Hacker News new | ask | show | jobs
by DanBC 5207 days ago
Suicide rates at Foxconn are about what you'd expect for a place with that population; the rate is less than the US. (Although that's not saying much.)

There's some caution needed though. Most workers are female which is traditionally higher for attempted but lower for completed suicide, and they don't have as many readily accessible means. (EG, American young men have access to guns.)

The reporters say they spoke to people, freely, and Foxconn didn't know who they spoke to. The reporters seem remarkably ignorant about the fears people have about speaking out when living in an oppressive regime. (China probably executes more people than any other country; there are over 50 crimes that carry the death penalty; some criminals are interviewed for tv programmes before they are executed).

There are a lot of problems at Chinese factories. The fact that poor peasants consider factory work to be better than their regular life just shows how bad life in China is for poor people.

1 comments

My history might be a bit shaky, but people moving into cities to work in factories sounds quite similar to Britain during their industrial revolution.
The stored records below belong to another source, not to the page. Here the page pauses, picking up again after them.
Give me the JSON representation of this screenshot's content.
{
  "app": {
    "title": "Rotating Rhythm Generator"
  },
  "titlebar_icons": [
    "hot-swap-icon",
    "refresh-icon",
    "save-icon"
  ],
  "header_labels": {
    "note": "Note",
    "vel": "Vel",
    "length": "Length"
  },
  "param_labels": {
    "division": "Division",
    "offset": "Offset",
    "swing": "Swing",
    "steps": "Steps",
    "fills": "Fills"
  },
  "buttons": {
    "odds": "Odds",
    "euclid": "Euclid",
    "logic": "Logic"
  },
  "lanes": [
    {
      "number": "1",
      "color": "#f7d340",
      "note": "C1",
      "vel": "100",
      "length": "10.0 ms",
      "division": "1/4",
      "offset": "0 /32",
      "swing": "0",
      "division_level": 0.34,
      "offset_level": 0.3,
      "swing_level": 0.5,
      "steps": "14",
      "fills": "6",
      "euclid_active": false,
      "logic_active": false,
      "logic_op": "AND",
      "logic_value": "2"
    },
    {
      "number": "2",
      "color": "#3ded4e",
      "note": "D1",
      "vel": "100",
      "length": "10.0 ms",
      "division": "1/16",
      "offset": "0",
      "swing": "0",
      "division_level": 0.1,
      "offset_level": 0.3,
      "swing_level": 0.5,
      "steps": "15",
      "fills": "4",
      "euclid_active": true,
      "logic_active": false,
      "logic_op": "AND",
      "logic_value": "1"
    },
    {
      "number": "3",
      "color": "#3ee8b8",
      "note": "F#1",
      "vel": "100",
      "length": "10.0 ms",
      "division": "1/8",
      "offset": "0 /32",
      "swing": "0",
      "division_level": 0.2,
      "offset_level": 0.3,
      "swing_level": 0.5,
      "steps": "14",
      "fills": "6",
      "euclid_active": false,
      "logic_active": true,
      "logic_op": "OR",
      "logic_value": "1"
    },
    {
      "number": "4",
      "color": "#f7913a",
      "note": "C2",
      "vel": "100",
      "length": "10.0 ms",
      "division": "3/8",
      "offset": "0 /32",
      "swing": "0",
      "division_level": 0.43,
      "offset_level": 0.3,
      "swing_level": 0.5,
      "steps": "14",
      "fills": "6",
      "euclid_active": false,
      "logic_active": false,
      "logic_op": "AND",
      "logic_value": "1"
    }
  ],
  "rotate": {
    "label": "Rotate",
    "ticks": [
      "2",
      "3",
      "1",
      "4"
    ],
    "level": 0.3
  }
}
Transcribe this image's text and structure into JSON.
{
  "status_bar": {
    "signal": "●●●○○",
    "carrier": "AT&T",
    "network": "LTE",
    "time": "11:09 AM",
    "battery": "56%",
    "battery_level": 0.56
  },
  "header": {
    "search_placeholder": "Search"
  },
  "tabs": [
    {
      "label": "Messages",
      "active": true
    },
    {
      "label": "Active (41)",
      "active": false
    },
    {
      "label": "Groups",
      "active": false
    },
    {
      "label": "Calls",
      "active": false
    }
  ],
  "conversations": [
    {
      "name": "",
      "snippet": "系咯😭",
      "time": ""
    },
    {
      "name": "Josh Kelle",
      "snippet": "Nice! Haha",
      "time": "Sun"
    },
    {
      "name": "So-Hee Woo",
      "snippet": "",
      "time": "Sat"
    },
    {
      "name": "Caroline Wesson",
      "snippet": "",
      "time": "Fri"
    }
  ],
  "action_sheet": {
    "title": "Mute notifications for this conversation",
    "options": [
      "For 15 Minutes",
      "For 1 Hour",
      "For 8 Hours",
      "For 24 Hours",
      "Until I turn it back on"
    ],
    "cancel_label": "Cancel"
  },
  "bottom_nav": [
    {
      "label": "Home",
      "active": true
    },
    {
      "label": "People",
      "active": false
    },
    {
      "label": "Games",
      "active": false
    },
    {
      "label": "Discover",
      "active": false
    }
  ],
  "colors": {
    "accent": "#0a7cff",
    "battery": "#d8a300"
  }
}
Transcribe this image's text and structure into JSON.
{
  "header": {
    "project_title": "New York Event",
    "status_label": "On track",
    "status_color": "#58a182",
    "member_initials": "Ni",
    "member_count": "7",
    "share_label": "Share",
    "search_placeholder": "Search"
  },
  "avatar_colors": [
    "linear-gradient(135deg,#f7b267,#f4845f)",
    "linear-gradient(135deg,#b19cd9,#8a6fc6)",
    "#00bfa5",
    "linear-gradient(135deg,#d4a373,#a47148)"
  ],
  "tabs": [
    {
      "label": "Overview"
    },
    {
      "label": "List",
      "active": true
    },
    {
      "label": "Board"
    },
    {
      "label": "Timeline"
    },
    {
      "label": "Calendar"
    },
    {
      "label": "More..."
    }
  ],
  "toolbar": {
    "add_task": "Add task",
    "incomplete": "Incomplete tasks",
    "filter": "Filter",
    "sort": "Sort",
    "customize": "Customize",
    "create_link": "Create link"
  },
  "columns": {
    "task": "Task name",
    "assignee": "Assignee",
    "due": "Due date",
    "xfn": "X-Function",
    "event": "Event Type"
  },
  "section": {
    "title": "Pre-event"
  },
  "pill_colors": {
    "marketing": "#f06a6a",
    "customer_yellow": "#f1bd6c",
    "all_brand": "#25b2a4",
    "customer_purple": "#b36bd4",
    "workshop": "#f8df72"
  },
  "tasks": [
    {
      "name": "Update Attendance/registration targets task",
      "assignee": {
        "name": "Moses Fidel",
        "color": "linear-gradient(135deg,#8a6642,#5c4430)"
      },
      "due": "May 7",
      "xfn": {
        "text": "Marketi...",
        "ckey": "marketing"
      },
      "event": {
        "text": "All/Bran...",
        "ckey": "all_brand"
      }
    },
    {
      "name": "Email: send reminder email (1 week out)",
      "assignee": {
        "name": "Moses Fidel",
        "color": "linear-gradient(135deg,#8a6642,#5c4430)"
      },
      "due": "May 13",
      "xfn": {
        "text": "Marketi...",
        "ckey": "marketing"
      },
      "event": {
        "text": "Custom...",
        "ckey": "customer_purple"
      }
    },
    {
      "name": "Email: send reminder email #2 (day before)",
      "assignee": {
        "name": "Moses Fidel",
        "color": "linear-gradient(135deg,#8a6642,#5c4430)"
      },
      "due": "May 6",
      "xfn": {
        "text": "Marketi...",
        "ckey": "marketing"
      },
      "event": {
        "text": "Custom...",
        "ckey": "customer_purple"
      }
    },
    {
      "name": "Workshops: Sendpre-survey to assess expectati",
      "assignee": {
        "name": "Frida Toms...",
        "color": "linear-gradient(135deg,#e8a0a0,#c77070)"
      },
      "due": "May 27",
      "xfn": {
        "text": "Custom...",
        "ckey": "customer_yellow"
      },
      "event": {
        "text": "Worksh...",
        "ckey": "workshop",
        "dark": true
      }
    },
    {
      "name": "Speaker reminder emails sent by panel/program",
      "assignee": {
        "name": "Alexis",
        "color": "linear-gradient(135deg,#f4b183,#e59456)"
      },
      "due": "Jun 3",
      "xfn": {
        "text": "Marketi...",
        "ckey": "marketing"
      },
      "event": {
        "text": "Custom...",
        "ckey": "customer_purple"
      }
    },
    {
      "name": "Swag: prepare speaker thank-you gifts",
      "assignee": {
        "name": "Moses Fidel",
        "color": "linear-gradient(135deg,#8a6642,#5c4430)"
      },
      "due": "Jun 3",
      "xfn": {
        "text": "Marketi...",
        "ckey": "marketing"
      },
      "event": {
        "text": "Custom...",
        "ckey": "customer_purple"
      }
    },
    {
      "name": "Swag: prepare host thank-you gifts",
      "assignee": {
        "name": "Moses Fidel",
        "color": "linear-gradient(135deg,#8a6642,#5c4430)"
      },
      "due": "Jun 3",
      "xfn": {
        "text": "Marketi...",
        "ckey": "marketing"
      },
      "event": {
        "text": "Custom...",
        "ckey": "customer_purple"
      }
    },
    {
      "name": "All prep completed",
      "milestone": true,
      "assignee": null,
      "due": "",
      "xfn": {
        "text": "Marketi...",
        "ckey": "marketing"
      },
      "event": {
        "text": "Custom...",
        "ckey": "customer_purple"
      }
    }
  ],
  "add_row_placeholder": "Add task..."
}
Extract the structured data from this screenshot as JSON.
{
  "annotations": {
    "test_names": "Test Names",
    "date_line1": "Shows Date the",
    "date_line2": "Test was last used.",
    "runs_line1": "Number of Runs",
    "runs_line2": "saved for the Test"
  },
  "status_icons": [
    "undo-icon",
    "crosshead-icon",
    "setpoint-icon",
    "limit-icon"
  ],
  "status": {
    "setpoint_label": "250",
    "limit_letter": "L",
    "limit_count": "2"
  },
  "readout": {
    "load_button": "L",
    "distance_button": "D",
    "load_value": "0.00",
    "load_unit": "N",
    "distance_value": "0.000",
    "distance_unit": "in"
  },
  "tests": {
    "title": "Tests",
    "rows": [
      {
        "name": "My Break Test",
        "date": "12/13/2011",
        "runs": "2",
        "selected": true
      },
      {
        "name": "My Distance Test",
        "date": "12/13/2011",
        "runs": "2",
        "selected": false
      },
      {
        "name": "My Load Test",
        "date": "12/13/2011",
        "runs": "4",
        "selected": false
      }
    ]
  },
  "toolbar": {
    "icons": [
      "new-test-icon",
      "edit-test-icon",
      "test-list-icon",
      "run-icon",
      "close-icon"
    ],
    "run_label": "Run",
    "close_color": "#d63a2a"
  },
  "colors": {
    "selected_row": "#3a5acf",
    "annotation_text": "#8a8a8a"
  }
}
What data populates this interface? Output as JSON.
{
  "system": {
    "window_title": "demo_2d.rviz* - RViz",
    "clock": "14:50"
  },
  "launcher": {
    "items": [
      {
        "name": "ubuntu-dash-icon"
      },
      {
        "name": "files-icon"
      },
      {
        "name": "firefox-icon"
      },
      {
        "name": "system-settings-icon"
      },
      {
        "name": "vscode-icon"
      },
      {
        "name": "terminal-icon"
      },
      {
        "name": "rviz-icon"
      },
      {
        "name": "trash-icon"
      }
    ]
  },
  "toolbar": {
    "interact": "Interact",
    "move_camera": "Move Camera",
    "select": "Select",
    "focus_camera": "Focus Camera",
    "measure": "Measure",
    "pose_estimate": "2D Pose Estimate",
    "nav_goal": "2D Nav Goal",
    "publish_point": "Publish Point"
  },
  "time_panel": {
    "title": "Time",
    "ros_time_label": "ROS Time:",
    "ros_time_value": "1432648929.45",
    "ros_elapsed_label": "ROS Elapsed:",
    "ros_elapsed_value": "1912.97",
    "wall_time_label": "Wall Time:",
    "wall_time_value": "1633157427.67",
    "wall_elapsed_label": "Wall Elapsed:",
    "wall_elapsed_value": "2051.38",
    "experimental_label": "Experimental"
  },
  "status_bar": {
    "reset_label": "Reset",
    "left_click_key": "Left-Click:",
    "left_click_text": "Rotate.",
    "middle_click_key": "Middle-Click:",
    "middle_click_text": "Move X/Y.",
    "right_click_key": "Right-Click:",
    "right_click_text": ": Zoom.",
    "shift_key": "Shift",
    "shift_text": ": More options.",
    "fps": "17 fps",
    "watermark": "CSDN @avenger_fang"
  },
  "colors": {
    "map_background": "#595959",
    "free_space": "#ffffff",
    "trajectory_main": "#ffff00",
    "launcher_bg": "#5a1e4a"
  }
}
Though they had a whole other set of problems (mainly dealing with sanitation AFAIK).

China still has growing pains that it needs to work through.

Yes. Poor people migrate to where they think the work is. They're often exploited. Sometimes they're exploited by criminal gangs. Sometimes, if they're lucky, they'll get a low-paid job with excessive hours and poor conditions.

(http://economix.blogs.nytimes.com/2012/02/24/the-ieconomy-ho...)

Note that Apple is demanding that Foxconn complies with Apple's policy for overtime - that workers earning about $18 per day must not work more than 60 hours a week. Unless it's an emergency. Or an unusual situation.

It's unfortunate that the concentration is almost entirely on Foxconn, because there are worse factories in China.